井上 デンマークでは学校の部活というものがないので、先生が部活の指導をすることもないんですよ。学校の先生は授業が終わったら、必要な業務がない限り、すぐに帰ります。もう午後2時台とかに帰っちゃう。
佐藤 スウェーデンも同じですね。小学校2年生の息子の場合、遅くとも授業は午後2時に終わり、その後は同じ学校の施設が学童保育のために使われます。学童のためにわざわざ移動する必要がないので安心です。先生たちは翌日の準備をしたり、週に1回保護者向けのレポートを書いたりしていますが、3時頃までには帰宅しているようです。
学童はみんなが利用しているのですか。
佐藤 そうですね。基本的にみなさん共働きだし、ほとんどの子どもが利用しています。1クラス25人ですが、学童の教育士は、学校での授業でも担任のアシスタントとして、クラスに入ってくれているので、子どもたちの様子もよく分かっています。例えば算数の授業でつまずいている時なども、丁寧にサポートしてくれます。

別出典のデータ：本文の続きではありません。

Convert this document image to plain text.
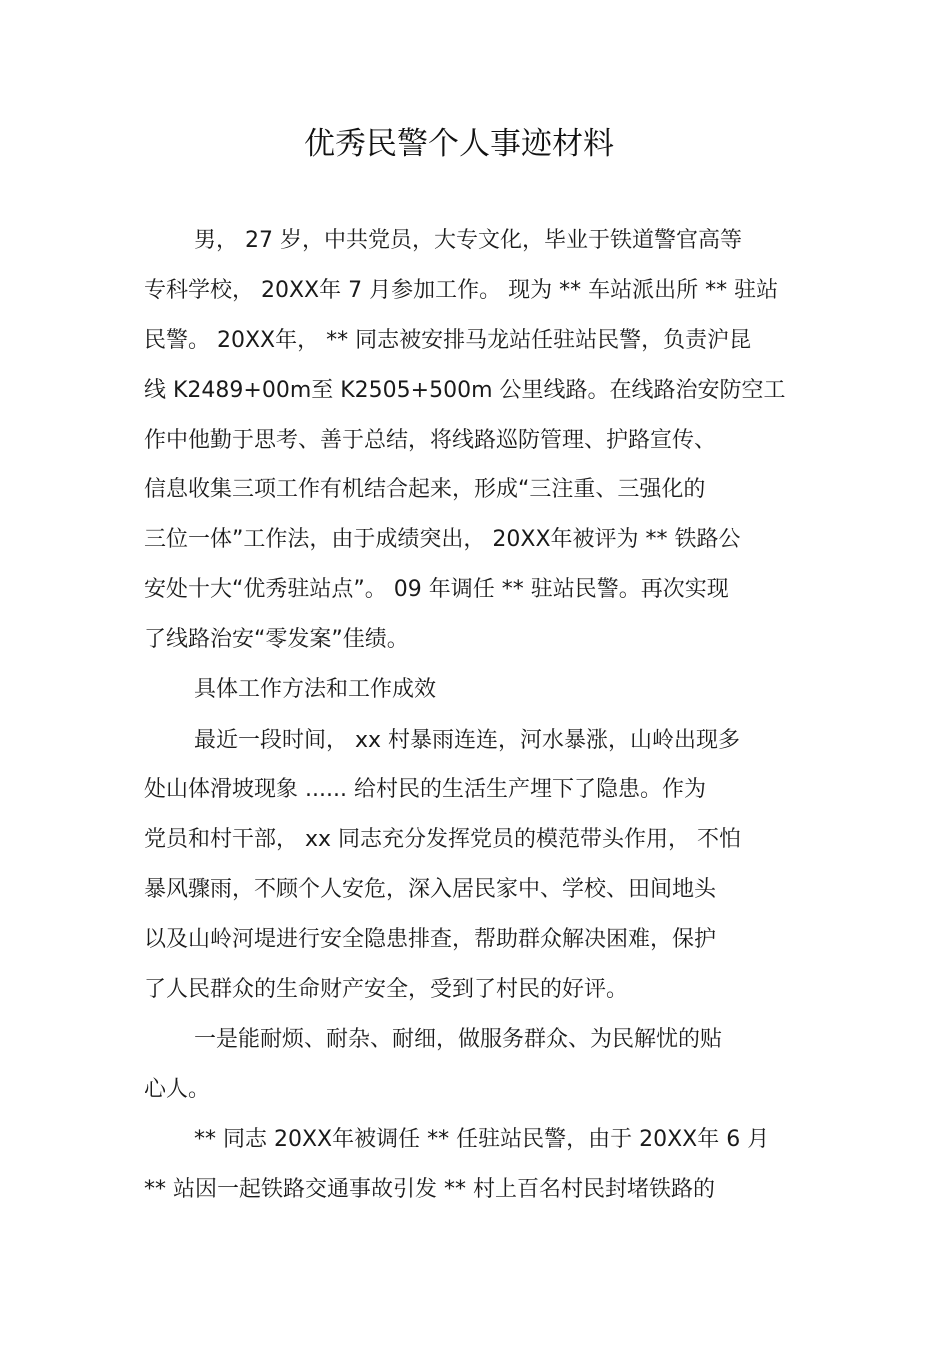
优秀民警个人事迹材料
男， 27 岁，中共党员，大专文化，毕业于铁道警官高等
专科学校， 20XX年 7 月参加工作。 现为 ** 车站派出所 ** 驻站
民警。 20XX年， ** 同志被安排马龙站任驻站民警，负责沪昆
线 K2489+00m至 K2505+500m 公里线路。在线路治安防空工
作中他勤于思考、善于总结，将线路巡防管理、护路宣传、
信息收集三项工作有机结合起来，形成“三注重、三强化的
三位一体”工作法，由于成绩突出， 20XX年被评为 ** 铁路公
安处十大“优秀驻站点”。 09 年调任 ** 驻站民警。再次实现
了线路治安“零发案”佳绩。
具体工作方法和工作成效
最近一段时间， xx 村暴雨连连，河水暴涨，山岭出现多
处山体滑坡现象 ...... 给村民的生活生产埋下了隐患。作为
党员和村干部， xx 同志充分发挥党员的模范带头作用， 不怕
暴风骤雨，不顾个人安危，深入居民家中、学校、田间地头
以及山岭河堤进行安全隐患排查，帮助群众解决困难，保护
了人民群众的生命财产安全，受到了村民的好评。
一是能耐烦、耐杂、耐细，做服务群众、为民解忧的贴
心人。
** 同志 20XX年被调任 ** 任驻站民警，由于 20XX年 6 月
** 站因一起铁路交通事故引发 ** 村上百名村民封堵铁路的
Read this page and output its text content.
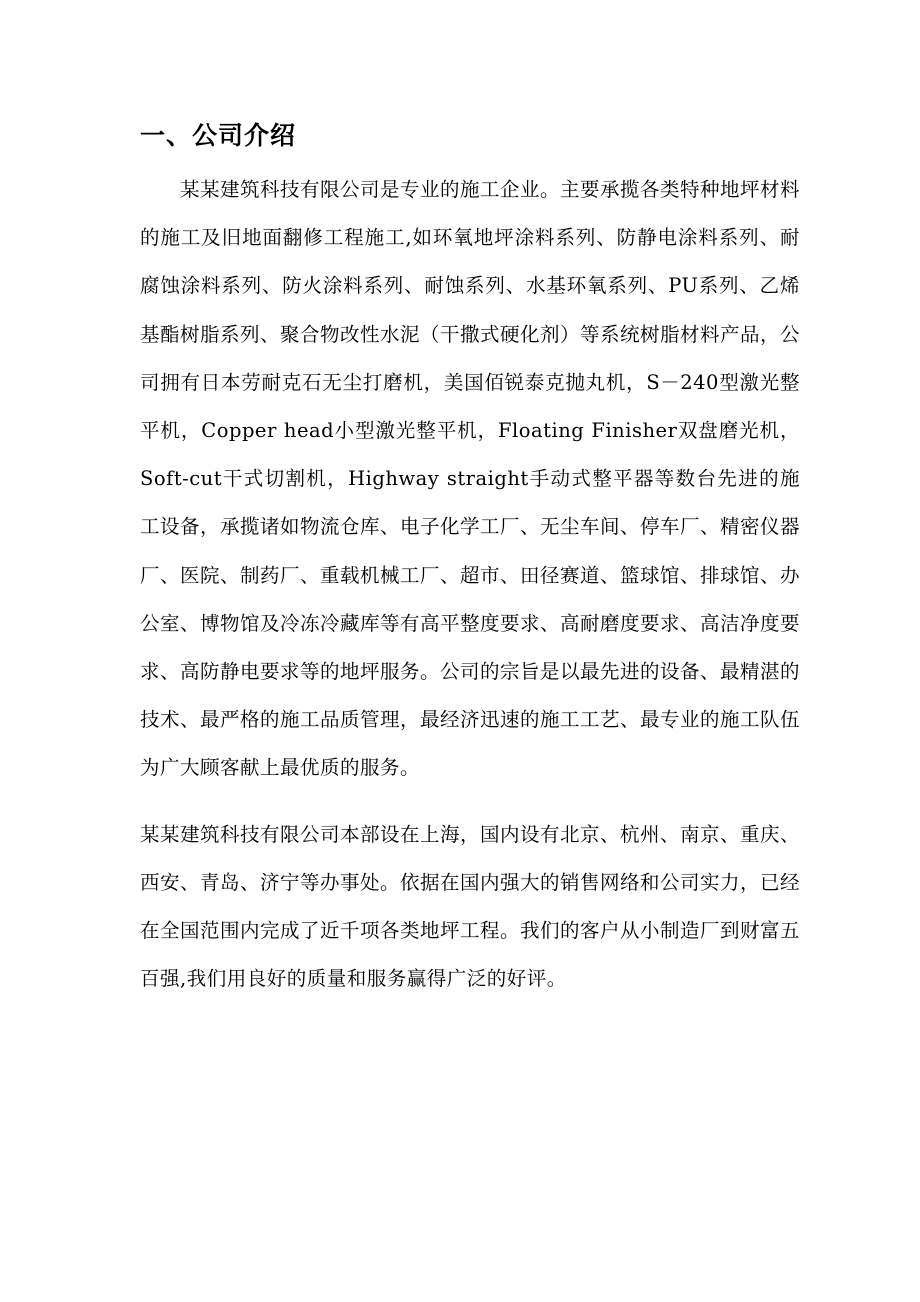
一、公司介绍

某某建筑科技有限公司是专业的施工企业。主要承揽各类特种地坪材料的施工及旧地面翻修工程施工,如环氧地坪涂料系列、防静电涂料系列、耐腐蚀涂料系列、防火涂料系列、耐蚀系列、水基环氧系列、PU系列、乙烯基酯树脂系列、聚合物改性水泥（干撒式硬化剂）等系统树脂材料产品，公司拥有日本劳耐克石无尘打磨机，美国佰锐泰克抛丸机，S－240型激光整平机，Copper head小型激光整平机，Floating Finisher双盘磨光机，Soft-cut干式切割机，Highway straight手动式整平器等数台先进的施工设备，承揽诸如物流仓库、电子化学工厂、无尘车间、停车厂、精密仪器厂、医院、制药厂、重载机械工厂、超市、田径赛道、篮球馆、排球馆、办公室、博物馆及冷冻冷藏库等有高平整度要求、高耐磨度要求、高洁净度要求、高防静电要求等的地坪服务。公司的宗旨是以最先进的设备、最精湛的技术、最严格的施工品质管理，最经济迅速的施工工艺、最专业的施工队伍为广大顾客献上最优质的服务。

某某建筑科技有限公司本部设在上海，国内设有北京、杭州、南京、重庆、西安、青岛、济宁等办事处。依据在国内强大的销售网络和公司实力，已经在全国范围内完成了近千项各类地坪工程。我们的客户从小制造厂到财富五百强,我们用良好的质量和服务赢得广泛的好评。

井上 デンマークも学童利用率はほぼ100%ですね。やっぱり学校が2時ごろに終わってしまうので。お迎え時間のピークは4時ぐらいです。
保育園も5時までなんですが、日本だと「お金を払っているんだから、預けられるギリギリまで使おう」と思ってしまいがちですよね。デンマークの保育園では、4時30分ぐらいになると残っている子が1人か2人ぐらいで、子どもからも「もっと早く迎えに来て」と言われます。5時ギリギリに迎えにいったら、先生から怒られます(笑)。北欧に残業がないのは「延長保育がない」ことも大きいですね。